Dans les dernières prévisions de printemps du FMI, les projections de croissance du PIB des économies d'Europe centrale en 2025 ont été revues nettement à la baisse, comme pour beaucoup d’autres pays. Les révisions pour la Hongrie et de la Roumanie (-1,5 pp pour la Hongrie en 2025 et -1,7 pp pour la Roumanie par rapport aux prévisions WEO 2024 d'octobre), notamment, sont dues aux vents contraires tarifaires et aux effets d'entraînement d'une croissance plus faible du PIB en 2024. Toutefois, l'Europe centrale sort du lot. En effet, de meilleures perspectives de croissance sont attendues pour la région en 2025 par rapport à 2024, ce qui contraste fortement avec les autres pays émergents et les économies avancées.
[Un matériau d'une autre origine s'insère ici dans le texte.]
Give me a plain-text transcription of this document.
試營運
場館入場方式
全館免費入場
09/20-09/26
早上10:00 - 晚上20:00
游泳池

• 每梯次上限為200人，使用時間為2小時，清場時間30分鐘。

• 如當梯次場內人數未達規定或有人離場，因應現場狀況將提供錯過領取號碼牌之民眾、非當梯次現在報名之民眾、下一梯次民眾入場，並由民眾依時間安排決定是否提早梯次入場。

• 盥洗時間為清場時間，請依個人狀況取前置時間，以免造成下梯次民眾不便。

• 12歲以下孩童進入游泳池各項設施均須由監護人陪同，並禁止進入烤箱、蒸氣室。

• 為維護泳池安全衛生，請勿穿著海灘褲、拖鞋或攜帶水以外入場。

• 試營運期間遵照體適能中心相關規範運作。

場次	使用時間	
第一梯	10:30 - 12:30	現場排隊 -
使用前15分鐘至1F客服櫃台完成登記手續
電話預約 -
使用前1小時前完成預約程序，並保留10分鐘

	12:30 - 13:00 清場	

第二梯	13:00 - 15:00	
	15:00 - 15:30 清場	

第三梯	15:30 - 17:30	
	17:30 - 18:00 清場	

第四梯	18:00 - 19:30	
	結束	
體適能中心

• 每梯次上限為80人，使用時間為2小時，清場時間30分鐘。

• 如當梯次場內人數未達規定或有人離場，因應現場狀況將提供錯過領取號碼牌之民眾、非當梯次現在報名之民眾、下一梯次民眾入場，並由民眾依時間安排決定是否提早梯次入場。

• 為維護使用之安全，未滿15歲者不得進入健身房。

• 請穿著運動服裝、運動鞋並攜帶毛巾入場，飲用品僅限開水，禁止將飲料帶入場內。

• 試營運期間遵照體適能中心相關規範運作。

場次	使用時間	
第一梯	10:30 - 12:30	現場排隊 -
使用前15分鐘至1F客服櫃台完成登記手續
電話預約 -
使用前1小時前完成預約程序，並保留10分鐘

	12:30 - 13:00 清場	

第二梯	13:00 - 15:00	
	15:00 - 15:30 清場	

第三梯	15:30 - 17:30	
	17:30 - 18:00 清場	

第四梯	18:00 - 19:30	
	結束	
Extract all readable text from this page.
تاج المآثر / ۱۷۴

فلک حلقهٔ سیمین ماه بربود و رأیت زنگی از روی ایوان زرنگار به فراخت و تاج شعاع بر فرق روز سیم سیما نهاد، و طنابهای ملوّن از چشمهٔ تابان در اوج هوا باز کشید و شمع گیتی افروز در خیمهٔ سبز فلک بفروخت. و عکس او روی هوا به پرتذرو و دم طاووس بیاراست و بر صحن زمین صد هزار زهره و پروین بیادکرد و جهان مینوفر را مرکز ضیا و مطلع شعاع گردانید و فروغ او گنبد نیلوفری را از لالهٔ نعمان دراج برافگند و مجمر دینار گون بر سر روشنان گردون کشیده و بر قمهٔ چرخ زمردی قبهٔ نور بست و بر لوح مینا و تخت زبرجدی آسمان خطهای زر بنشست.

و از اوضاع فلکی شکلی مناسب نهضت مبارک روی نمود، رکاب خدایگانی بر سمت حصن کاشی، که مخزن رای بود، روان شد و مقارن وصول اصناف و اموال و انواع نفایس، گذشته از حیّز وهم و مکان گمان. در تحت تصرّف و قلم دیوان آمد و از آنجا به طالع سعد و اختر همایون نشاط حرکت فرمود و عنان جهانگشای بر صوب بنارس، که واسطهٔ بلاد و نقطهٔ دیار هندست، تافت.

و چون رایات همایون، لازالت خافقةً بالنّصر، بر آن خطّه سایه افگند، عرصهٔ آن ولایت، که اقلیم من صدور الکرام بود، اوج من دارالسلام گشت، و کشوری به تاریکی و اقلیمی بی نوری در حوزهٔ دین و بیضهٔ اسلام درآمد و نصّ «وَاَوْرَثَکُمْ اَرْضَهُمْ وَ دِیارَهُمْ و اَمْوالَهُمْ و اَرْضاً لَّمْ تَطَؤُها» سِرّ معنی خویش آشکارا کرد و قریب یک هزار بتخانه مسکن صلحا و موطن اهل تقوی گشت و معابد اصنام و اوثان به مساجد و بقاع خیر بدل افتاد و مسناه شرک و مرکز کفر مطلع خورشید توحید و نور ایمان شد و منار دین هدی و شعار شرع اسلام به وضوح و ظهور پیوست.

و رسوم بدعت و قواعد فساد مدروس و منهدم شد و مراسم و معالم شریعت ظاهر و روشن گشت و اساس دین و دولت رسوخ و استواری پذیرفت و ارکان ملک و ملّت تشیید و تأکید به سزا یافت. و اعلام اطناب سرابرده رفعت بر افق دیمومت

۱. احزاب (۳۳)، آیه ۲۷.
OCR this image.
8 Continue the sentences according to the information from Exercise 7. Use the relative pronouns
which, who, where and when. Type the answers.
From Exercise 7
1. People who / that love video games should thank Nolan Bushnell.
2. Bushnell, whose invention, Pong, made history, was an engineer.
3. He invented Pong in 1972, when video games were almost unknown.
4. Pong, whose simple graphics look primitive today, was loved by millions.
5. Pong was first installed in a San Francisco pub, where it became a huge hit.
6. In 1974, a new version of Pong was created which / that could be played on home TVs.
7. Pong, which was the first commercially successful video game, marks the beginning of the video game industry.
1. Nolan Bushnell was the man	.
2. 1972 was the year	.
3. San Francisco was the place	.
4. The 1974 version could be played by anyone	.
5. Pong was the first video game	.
L'amélioration des perspectives de croissance en 2025 peut surprendre à première vue. En effet, les pays d'Europe centrale sont des économies très ouvertes, et donc particulièrement exposées aux chocs commerciaux mondiaux. La Slovaquie, la République tchèque et la Hongrie sont ceux dont la part des exportations dans le PIB était la plus élevée en 2024 (82,2 %, 76,2 %, 52% respectivement), suivies de la Pologne et la Roumanie (33,4 % et 21,5 %). En outre, le poids important du secteur automobile dans l'économie ajoute aux défis de la région (graphique 1). Sur le plan politique, la marge de manœuvre des autorités est désormais plus réduite qu’en 2020 et 2022. Tous ces pays, à l'exception de la République tchèque, font l’objet d’une procédure de déficit excessif de l'Union européenne depuis l'été dernier.

L’impact direct des tarifs douaniers américains est faible pour la plupart des pays

Les récents chocs tarifaires semblent gérables pour les économies d'Europe centrale. Tout d'abord, l'effet direct est limité car les exportations à destination des États-Unis représentent une part très faible des exportations totales (République tchèque : 2,7 %, Roumanie : 3,0 %, Pologne : 3,7 % et Slovaquie : 4,2 %) et du PIB (graphique 2) de ces pays. Afin d’évaluer l'impact direct des droits de douane sur le PIB en 2025, nous prenons en compte des taux tarifaires différenciés (25% sur les exportations d'automobiles vers les États-Unis et 10% sur le reste des exportations). D’après nos estimations, l’impact sera faible sauf pour la Slovaquie. Il convient, ensuite, de prendre en compte l'effet indirect de l’offensive tarifaire américaine via l’économie allemande. En effet, les liens commerciaux de l'Europe centrale avec ce partenaire sont très étroits (les exportations vers l'Allemagne s'élèvent à 30,8% du total). Si les exportations totales des économies d'Europe centrale vers l'Allemagne diminuaient de 1% en 2025[3], nos estimations indiquent toujours un impact négatif modéré dans l'ensemble.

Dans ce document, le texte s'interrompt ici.